My big birthday present was an electric knife sharpener, a Chef’s Choice 130. I’ve been using an arkansas stone for years, but it takes forever and the kitchen knives were getting to be a problem.

The first sharpening takes a while, since you need to grind the edge at the correct angle. Subsequent sharpenings are much, much faster and don’t leave metal dust on the counter. Read the instructions carefully, because there is some skill involved in getting it right. Just because this thing has a motor doesn’t mean it is automatic.

To celebrate the newly sharp kitchen knives, I bought some vine-ripened tomatoes, fresh basil, fresh mozarella, and some nice olive oil. I don’t think I’ve ever sliced a tomato that easily. They were tasty, too.

Aspirational Eating

No, that isn’t where you suck food into your lungs. That would be Heimlich eating.

Paul Kedrosky has a post linking P.F. Chang’s locations to subprime lending. He calls P.F. Chang’s an “aspirational restaurant, sort of the eating equivalent of ‘prosumer’ electronics.” It is a short post, but rich with wonderful phrases that evoke living beyond your means, like “intermittently monied”, “prosumer”, “middle class stretch”, and “subprime-hit”. Great finger-on-the-pulse stuff.

Off-topic note: I’ve been writing HTML since 1995 and this is the first time I’ve wanted nested hrefs. I felt I should link “P.F. Chang’s” inside the reference to Kedrosky’s blog. If dumb ol’ HTML links were good enough for twelve years of my use, they are probably good enough for everyone. Sorry about that, XLink and Ted Nelson.

Backpacking: A Cutting Board and a Fix for Slippery Pads

While in Bed, Bath, & Beyond getting a new coffee maker, I grabbed a couple of inexpensive items for backpacking.

A flexible cutting board. These cost $4 for a pack of two 12″x15″ sheets of tough plastic. I might cut one to a smaller size for easier packing. I think we’ll keep the other one for car camping. How do you cut a cutting board? I’m betting on my compound metal shears.

A roll of grabby rubber drawer lining, the kind that is soft with a sort of honeycomb of holes. Wrap a length of this around your sleeping pad, and it will stay put in your tent. Your sleeping bag will also stay on your pad. I chose the dark brown color so it won’t show as much dirt. This was $10 for a 20′ roll. Six or seven feet should be enough for one wrap around the pad with a bit of overlap, so this will supply three people.

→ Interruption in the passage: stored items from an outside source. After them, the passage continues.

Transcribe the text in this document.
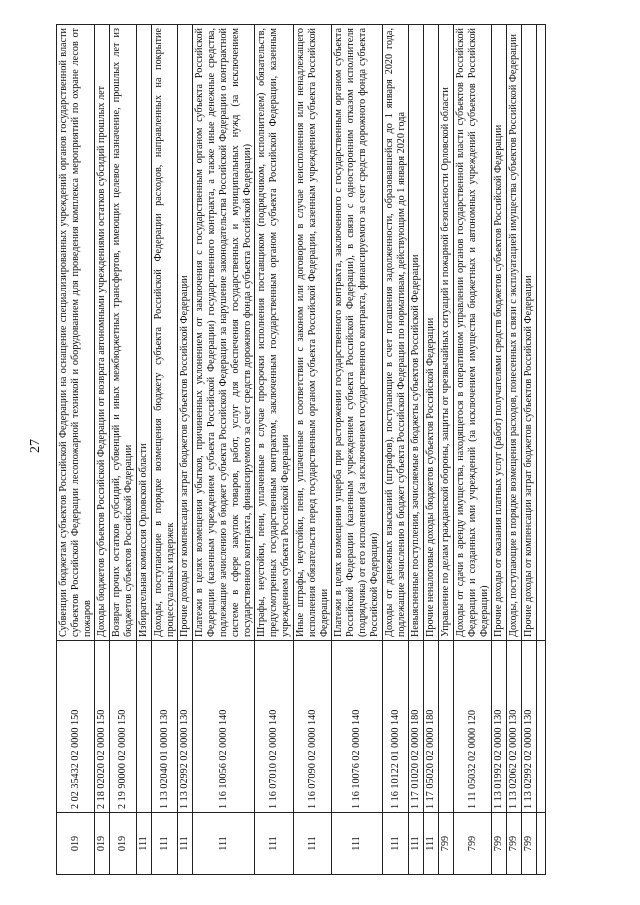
27
019	2 02 35432 02 0000 150	Субвенции бюджетам субъектов Российской Федерации на оснащение специализированных учреждений органов государственной власти субъектов Российской Федерации лесопожарной техникой и оборудованием для проведения комплекса мероприятий по охране лесов от пожаров
019	2 18 02020 02 0000 150	Доходы бюджетов субъектов Российской Федерации от возврата автономными учреждениями остатков субсидий прошлых лет
019	2 19 90000 02 0000 150	Возврат прочих остатков субсидий, субвенций и иных межбюджетных трансфертов, имеющих целевое назначение, прошлых лет из бюджетов субъектов Российской Федерации
111		Избирательная комиссия Орловской области
111	1 13 02040 01 0000 130	Доходы, поступающие в порядке возмещения бюджету субъекта Российской Федерации расходов, направленных на покрытие процессуальных издержек
111	1 13 02992 02 0000 130	Прочие доходы от компенсации затрат бюджетов субъектов Российской Федерации
111	1 16 10056 02 0000 140	Платежи в целях возмещения убытков, причиненных уклонением от заключения с государственным органом субъекта Российской Федерации (казенным учреждением субъекта Российской Федерации) государственного контракта, а также иные денежные средства, подлежащие зачислению в бюджет субъекта Российской Федерации за нарушение законодательства Российской Федерации о контрактной системе в сфере закупок товаров, работ, услуг для обеспечения государственных и муниципальных нужд (за исключением государственного контракта, финансируемого за счет средств дорожного фонда субъекта Российской Федерации)
111	1 16 07010 02 0000 140	Штрафы, неустойки, пени, уплаченные в случае просрочки исполнения поставщиком (подрядчиком, исполнителем) обязательств, предусмотренных государственным контрактом, заключенным государственным органом субъекта Российской Федерации, казенным учреждением субъекта Российской Федерации
111	1 16 07090 02 0000 140	Иные штрафы, неустойки, пени, уплаченные в соответствии с законом или договором в случае неисполнения или ненадлежащего исполнения обязательств перед государственным органом субъекта Российской Федерации, казенным учреждением субъекта Российской Федерации
111	1 16 10076 02 0000 140	Платежи в целях возмещения ущерба при расторжении государственного контракта, заключенного с государственным органом субъекта Российской Федерации (казенным учреждением субъекта Российской Федерации), в связи с односторонним отказом исполнителя (подрядчика) от его исполнения (за исключением государственного контракта, финансируемого за счет средств дорожного фонда субъекта Российской Федерации)
111	1 16 10122 01 0000 140	Доходы от денежных взысканий (штрафов), поступающие в счет погашения задолженности, образовавшейся до 1 января 2020 года, подлежащие зачислению в бюджет субъекта Российской Федерации по нормативам, действующим до 1 января 2020 года
111	1 17 01020 02 0000 180	Невыясненные поступления, зачисляемые в бюджеты субъектов Российской Федерации
111	1 17 05020 02 0000 180	Прочие неналоговые доходы бюджетов субъектов Российской Федерации
799		Управление по делам гражданской обороны, защиты от чрезвычайных ситуаций и пожарной безопасности Орловской области
799	1 11 05032 02 0000 120	Доходы от сдачи в аренду имущества, находящегося в оперативном управлении органов государственной власти субъектов Российской Федерации и созданных ими учреждений (за исключением имущества бюджетных и автономных учреждений субъектов Российской Федерации)
799	1 13 01992 02 0000 130	Прочие доходы от оказания платных услуг (работ) получателями средств бюджетов субъектов Российской Федерации
799	1 13 02062 02 0000 130	Доходы, поступающие в порядке возмещения расходов, понесенных в связи с эксплуатацией имущества субъектов Российской Федерации
799	1 13 02992 02 0000 130	Прочие доходы от компенсации затрат бюджетов субъектов Российской Федерации
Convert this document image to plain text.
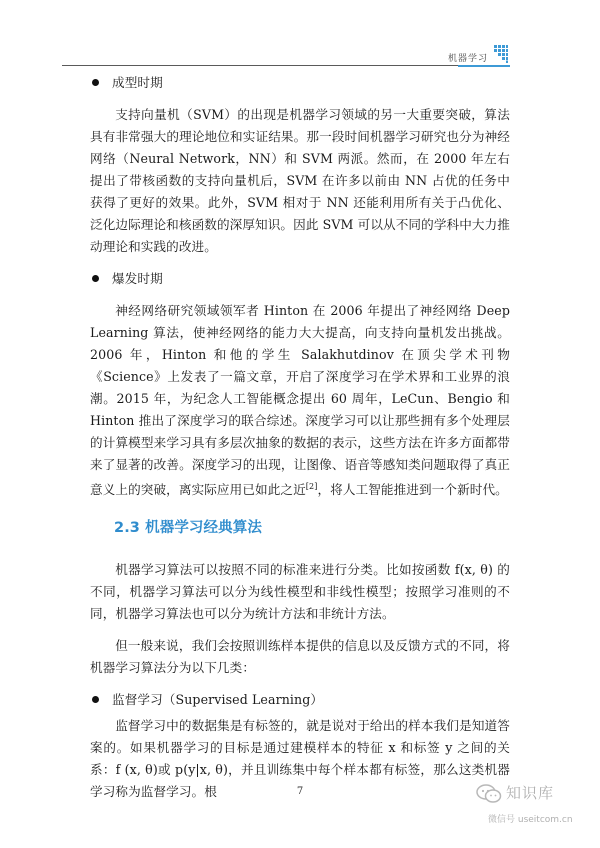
机器学习
成型时期

支持向量机（SVM）的出现是机器学习领域的另一大重要突破，算法具有非常强大的理论地位和实证结果。那一段时间机器学习研究也分为神经网络（Neural Network，NN）和 SVM 两派。然而，在 2000 年左右提出了带核函数的支持向量机后，SVM 在许多以前由 NN 占优的任务中获得了更好的效果。此外，SVM 相对于 NN 还能利用所有关于凸优化、泛化边际理论和核函数的深厚知识。因此 SVM 可以从不同的学科中大力推动理论和实践的改进。

爆发时期

神经网络研究领域领军者 Hinton 在 2006 年提出了神经网络 Deep Learning 算法，使神经网络的能力大大提高，向支持向量机发出挑战。2006 年，Hinton 和他的学生 Salakhutdinov 在顶尖学术刊物《Science》上发表了一篇文章，开启了深度学习在学术界和工业界的浪潮。2015 年，为纪念人工智能概念提出 60 周年，LeCun、Bengio 和 Hinton 推出了深度学习的联合综述。深度学习可以让那些拥有多个处理层的计算模型来学习具有多层次抽象的数据的表示，这些方法在许多方面都带来了显著的改善。深度学习的出现，让图像、语音等感知类问题取得了真正意义上的突破，离实际应用已如此之近[2]，将人工智能推进到一个新时代。

2.3 机器学习经典算法

机器学习算法可以按照不同的标准来进行分类。比如按函数 f(x, θ) 的不同，机器学习算法可以分为线性模型和非线性模型；按照学习准则的不同，机器学习算法也可以分为统计方法和非统计方法。

但一般来说，我们会按照训练样本提供的信息以及反馈方式的不同，将机器学习算法分为以下几类：

监督学习（Supervised Learning）

监督学习中的数据集是有标签的，就是说对于给出的样本我们是知道答案的。如果机器学习的目标是通过建模样本的特征 x 和标签 y 之间的关系：f (x, θ)或 p(y|x, θ)，并且训练集中每个样本都有标签，那么这类机器学习称为监督学习。根	7	知识库
微信号 useitcom.cn
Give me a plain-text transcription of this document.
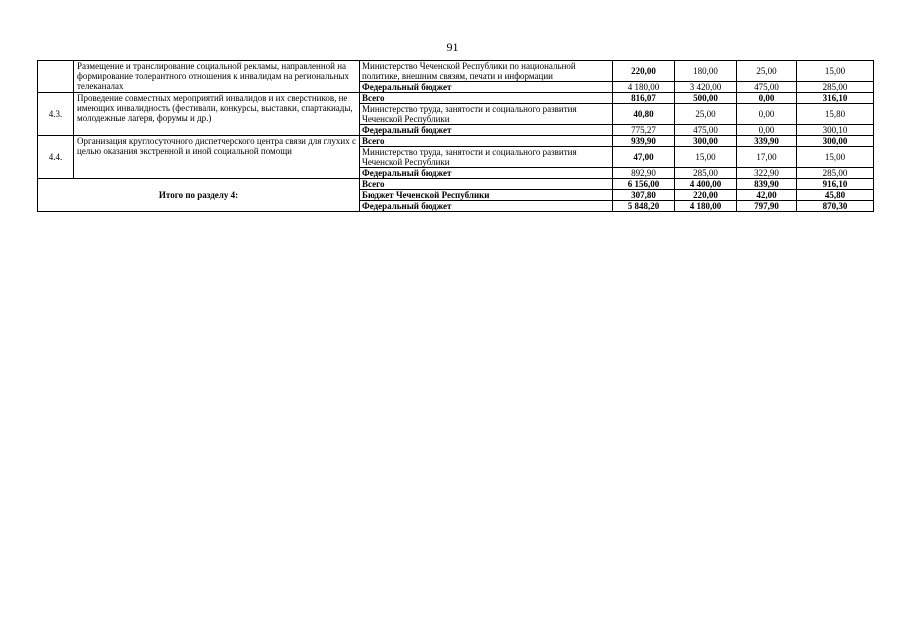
91
	Размещение и транслирование социальной рекламы, направленной на формирование толерантного отношения к инвалидам на региональных телеканалах	Министерство Чеченской Республики по национальной политике, внешним связям, печати и информации	220,00	180,00	25,00	15,00
		Федеральный бюджет	4 180,00	3 420,00	475,00	285,00
4.3.	Проведение совместных мероприятий инвалидов и их сверстников, не имеющих инвалидность (фестивали, конкурсы, выставки, спартакиады, молодежные лагеря, форумы и др.)	Всего	816,07	500,00	0,00	316,10
		Министерство труда, занятости и социального развития Чеченской Республики	40,80	25,00	0,00	15,80
		Федеральный бюджет	775,27	475,00	0,00	300,10
4.4.	Организация круглосуточного диспетчерского центра связи для глухих с целью оказания экстренной и иной социальной помощи	Всего	939,90	300,00	339,90	300,00
		Министерство труда, занятости и социального развития Чеченской Республики	47,00	15,00	17,00	15,00
		Федеральный бюджет	892,90	285,00	322,90	285,00
Итого по разделу 4:		Всего	6 156,00	4 400,00	839,90	916,10
		Бюджет Чеченской Республики	307,80	220,00	42,00	45,80
		Федеральный бюджет	5 848,20	4 180,00	797,90	870,30
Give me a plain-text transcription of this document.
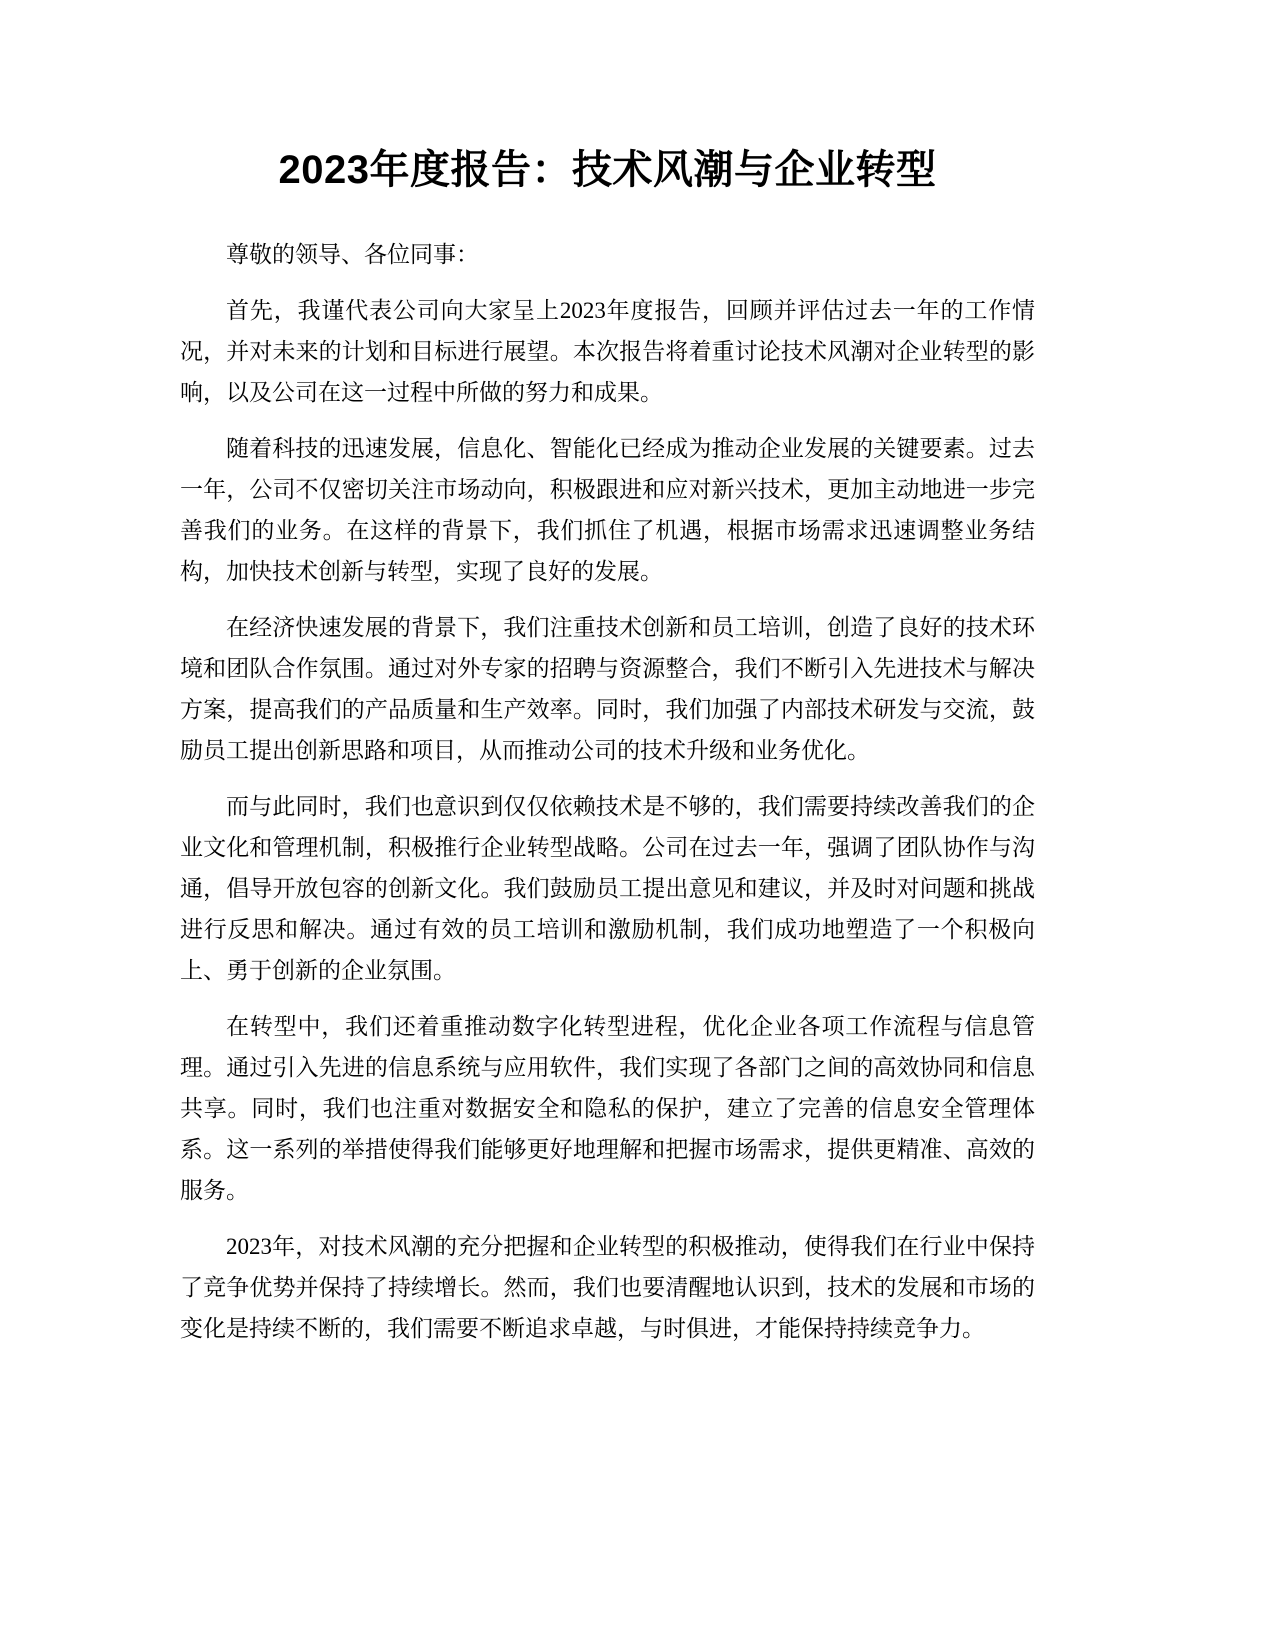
2023年度报告：技术风潮与企业转型

尊敬的领导、各位同事：

首先，我谨代表公司向大家呈上2023年度报告，回顾并评估过去一年的工作情况，并对未来的计划和目标进行展望。本次报告将着重讨论技术风潮对企业转型的影响，以及公司在这一过程中所做的努力和成果。

随着科技的迅速发展，信息化、智能化已经成为推动企业发展的关键要素。过去一年，公司不仅密切关注市场动向，积极跟进和应对新兴技术，更加主动地进一步完善我们的业务。在这样的背景下，我们抓住了机遇，根据市场需求迅速调整业务结构，加快技术创新与转型，实现了良好的发展。

在经济快速发展的背景下，我们注重技术创新和员工培训，创造了良好的技术环境和团队合作氛围。通过对外专家的招聘与资源整合，我们不断引入先进技术与解决方案，提高我们的产品质量和生产效率。同时，我们加强了内部技术研发与交流，鼓励员工提出创新思路和项目，从而推动公司的技术升级和业务优化。

而与此同时，我们也意识到仅仅依赖技术是不够的，我们需要持续改善我们的企业文化和管理机制，积极推行企业转型战略。公司在过去一年，强调了团队协作与沟通，倡导开放包容的创新文化。我们鼓励员工提出意见和建议，并及时对问题和挑战进行反思和解决。通过有效的员工培训和激励机制，我们成功地塑造了一个积极向上、勇于创新的企业氛围。

在转型中，我们还着重推动数字化转型进程，优化企业各项工作流程与信息管理。通过引入先进的信息系统与应用软件，我们实现了各部门之间的高效协同和信息共享。同时，我们也注重对数据安全和隐私的保护，建立了完善的信息安全管理体系。这一系列的举措使得我们能够更好地理解和把握市场需求，提供更精准、高效的服务。

2023年，对技术风潮的充分把握和企业转型的积极推动，使得我们在行业中保持了竞争优势并保持了持续增长。然而，我们也要清醒地认识到，技术的发展和市场的变化是持续不断的，我们需要不断追求卓越，与时俱进，才能保持持续竞争力。
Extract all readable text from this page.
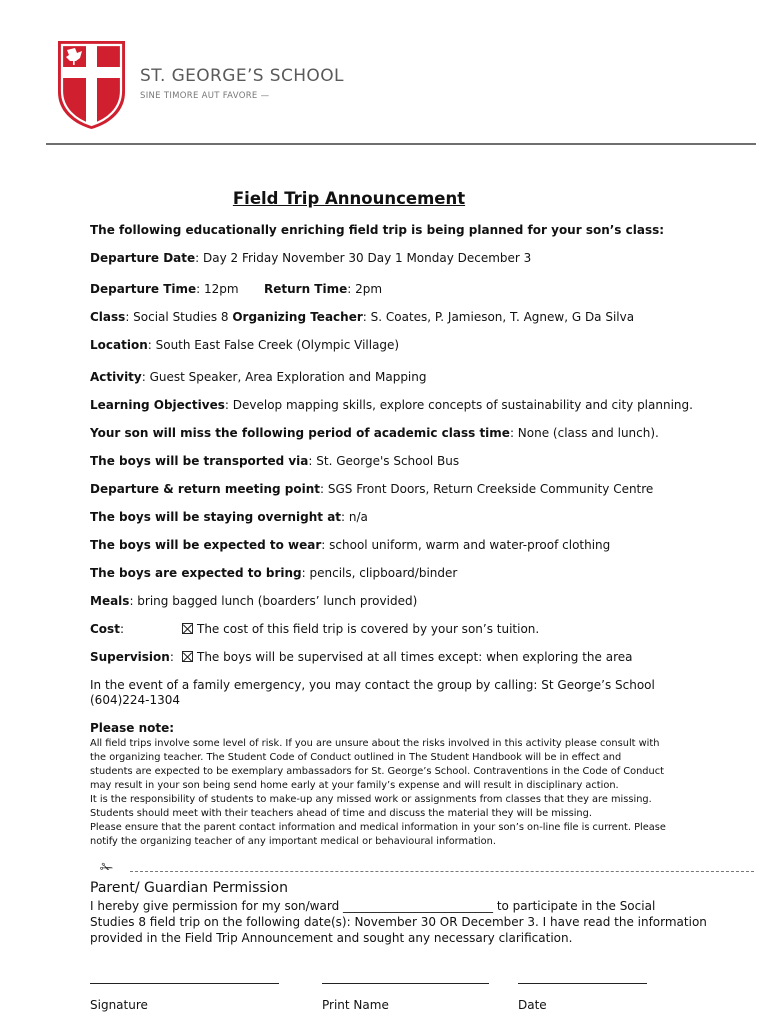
ST. GEORGE’S SCHOOL
SINE TIMORE AUT FAVORE —
Field Trip Announcement
The following educationally enriching field trip is being planned for your son’s class:
Departure Date: Day 2 Friday November 30 Day 1 Monday December 3
Departure Time: 12pm Return Time: 2pm
Class: Social Studies 8 Organizing Teacher: S. Coates, P. Jamieson, T. Agnew, G Da Silva
Location: South East False Creek (Olympic Village)
Activity: Guest Speaker, Area Exploration and Mapping
Learning Objectives: Develop mapping skills, explore concepts of sustainability and city planning.
Your son will miss the following period of academic class time: None (class and lunch).
The boys will be transported via: St. George's School Bus
Departure & return meeting point: SGS Front Doors, Return Creekside Community Centre
The boys will be staying overnight at: n/a
The boys will be expected to wear: school uniform, warm and water-proof clothing
The boys are expected to bring: pencils, clipboard/binder
Meals: bring bagged lunch (boarders’ lunch provided)
Cost:	The cost of this field trip is covered by your son’s tuition.
Supervision:	The boys will be supervised at all times except: when exploring the area
In the event of a family emergency, you may contact the group by calling: St George’s School
(604)224-1304
Please note:
All field trips involve some level of risk. If you are unsure about the risks involved in this activity please consult with
the organizing teacher. The Student Code of Conduct outlined in The Student Handbook will be in effect and
students are expected to be exemplary ambassadors for St. George’s School. Contraventions in the Code of Conduct
may result in your son being send home early at your family’s expense and will result in disciplinary action.
It is the responsibility of students to make-up any missed work or assignments from classes that they are missing.
Students should meet with their teachers ahead of time and discuss the material they will be missing.
Please ensure that the parent contact information and medical information in your son’s on-line file is current. Please
notify the organizing teacher of any important medical or behavioural information.
✁
Parent/ Guardian Permission
I hereby give permission for my son/ward _________________________ to participate in the Social
Studies 8 field trip on the following date(s): November 30 OR December 3. I have read the information
provided in the Field Trip Announcement and sought any necessary clarification.
Signature	Print Name	Date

Both of these ideas are from a backpacking colleague (and fellow Scoutmaster). They are lightweight and cheap, and address serious backcountry issues: food cleanliness and good sleep. Your mind and attitude are critical safety equipment, so you must keep them in good shape. If your trek leader is sleep-deprived and throwing up, they probably aren’t making the best decisions.

Hmm, sounds like another Scoutmaster Minute, if I can find a hook to something that matters to the boys.